Asimismo, son de público conocimiento muchos casos
en los que el desenlace de una “previa” o de una “fiesta de egresados” ha sido
la muerte o la incapacidad permanente como resultado del efecto de las
sustancias consumidas o como consecuencia del descontrol que genera su uso.
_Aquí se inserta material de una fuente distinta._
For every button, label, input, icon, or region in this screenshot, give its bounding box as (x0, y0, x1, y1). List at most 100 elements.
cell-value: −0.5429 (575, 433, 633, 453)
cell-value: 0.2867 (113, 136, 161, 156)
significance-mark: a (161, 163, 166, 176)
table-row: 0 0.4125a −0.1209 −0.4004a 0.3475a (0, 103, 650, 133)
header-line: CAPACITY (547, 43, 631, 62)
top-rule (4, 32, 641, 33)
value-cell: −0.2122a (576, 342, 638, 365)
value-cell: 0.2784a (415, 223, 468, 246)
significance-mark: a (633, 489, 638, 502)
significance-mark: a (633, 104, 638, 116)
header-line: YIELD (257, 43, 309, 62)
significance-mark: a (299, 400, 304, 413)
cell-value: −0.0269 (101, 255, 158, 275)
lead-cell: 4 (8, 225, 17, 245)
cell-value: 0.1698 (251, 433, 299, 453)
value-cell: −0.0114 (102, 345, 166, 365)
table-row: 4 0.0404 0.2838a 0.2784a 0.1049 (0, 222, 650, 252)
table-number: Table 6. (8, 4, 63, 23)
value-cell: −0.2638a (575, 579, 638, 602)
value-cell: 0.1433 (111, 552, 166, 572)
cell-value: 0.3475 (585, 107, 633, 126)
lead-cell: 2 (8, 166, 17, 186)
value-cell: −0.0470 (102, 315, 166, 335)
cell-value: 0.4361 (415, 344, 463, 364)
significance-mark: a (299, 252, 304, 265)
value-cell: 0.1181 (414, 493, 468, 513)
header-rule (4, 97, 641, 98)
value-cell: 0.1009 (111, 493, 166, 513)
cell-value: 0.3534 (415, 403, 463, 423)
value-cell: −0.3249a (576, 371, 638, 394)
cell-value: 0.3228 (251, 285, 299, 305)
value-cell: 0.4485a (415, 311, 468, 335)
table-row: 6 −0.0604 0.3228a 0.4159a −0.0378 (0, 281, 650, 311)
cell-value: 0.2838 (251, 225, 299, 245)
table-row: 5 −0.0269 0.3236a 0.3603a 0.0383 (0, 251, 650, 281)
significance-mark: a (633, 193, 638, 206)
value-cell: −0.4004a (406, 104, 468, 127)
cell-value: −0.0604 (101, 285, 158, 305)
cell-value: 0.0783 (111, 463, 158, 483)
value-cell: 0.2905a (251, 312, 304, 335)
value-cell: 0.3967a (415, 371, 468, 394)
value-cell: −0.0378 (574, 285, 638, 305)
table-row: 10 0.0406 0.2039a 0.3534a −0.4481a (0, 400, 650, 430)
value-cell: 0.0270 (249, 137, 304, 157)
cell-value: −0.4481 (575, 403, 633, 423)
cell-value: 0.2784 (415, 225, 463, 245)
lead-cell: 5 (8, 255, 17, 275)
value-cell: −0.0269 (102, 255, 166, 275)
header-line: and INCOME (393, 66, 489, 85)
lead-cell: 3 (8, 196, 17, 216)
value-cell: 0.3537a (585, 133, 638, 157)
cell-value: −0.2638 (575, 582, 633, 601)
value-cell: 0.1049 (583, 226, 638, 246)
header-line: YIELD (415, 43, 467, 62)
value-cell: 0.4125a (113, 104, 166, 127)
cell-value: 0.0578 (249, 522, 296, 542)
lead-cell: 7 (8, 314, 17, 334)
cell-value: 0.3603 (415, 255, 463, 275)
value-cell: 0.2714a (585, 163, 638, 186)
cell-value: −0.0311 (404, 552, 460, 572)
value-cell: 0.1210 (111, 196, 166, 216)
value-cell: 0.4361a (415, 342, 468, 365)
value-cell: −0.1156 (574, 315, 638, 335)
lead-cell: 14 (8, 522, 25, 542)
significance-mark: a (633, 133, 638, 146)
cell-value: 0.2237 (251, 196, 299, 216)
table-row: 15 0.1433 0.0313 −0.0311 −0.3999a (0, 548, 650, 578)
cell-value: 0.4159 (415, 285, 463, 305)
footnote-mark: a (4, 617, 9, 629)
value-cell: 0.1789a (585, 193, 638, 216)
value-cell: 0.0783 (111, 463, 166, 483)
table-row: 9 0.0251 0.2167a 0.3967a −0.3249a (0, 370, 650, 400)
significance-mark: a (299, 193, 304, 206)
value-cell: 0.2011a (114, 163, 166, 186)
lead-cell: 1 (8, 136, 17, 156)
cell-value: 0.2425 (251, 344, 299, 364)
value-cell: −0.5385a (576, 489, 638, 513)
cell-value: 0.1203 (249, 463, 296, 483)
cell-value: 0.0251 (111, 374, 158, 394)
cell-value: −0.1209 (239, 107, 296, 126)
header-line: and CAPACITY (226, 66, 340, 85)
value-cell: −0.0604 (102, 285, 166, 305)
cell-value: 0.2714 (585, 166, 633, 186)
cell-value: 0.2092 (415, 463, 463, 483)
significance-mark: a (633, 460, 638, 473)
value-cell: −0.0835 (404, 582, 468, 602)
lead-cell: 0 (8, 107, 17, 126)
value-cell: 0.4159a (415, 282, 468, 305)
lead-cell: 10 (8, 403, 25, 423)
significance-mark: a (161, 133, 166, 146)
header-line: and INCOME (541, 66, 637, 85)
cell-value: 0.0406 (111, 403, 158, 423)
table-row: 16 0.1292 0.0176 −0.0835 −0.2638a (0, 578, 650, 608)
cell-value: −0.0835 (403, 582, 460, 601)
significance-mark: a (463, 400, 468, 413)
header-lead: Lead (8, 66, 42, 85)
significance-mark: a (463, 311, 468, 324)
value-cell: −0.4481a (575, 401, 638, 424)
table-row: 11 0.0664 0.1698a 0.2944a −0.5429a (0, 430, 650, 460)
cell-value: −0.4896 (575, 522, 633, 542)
En tal sentido, como ya se ha dicho, a la lista de preocupaciones que
motivan este proyecto, es imprescindible agregar el cúmulo de otras cuestiones asociadas como ser el aumento de la violencia, la promiscuidad, el embarazo
adolescente, el peligro de accidentes (por cuanto el alcohol disminuye la
capacidad para reconocer los signos de alerta) , la vulnerabilidad a las agresiones, etc.
Finalmente,
un repaso superficial sobre los factores
que pueden conducir al consumo abusivo: intentar anestesiar un dolor, aliviar
la angustia, insensibilizarse, tapar un vacío, calmar la ansiedad, provocar un
estado de euforia, escapar de la monotonía, producir un estado de ensoñación
,divertirse (para lo cual en el imaginario de los jóvenes “es necesario
embriagarse”) ,etc. ; muestra que cualquiera
sea su efecto, éste es siempre
transitorio, [y….] entonces, cuando se disipa
es necesario volver a consumir.
Aquí es donde aparece el riesgo de la palabra tan temida: “dependencia”, como otra de las
manifestaciones del flagelo social que está afectando a nuestros jóvenes.
La dependencia tal como la
define la OMS es (Lizarbe,Librada,Astorga,1994) “un grupo de
síntomas cognitivos, fisiológicos y del comportamiento que indican que una
persona presenta un deterioro del control sobre el consumo de la sustancia
psicoactiva[14] y que
sigue consumiéndola a pesar de las consecuencias adversas.”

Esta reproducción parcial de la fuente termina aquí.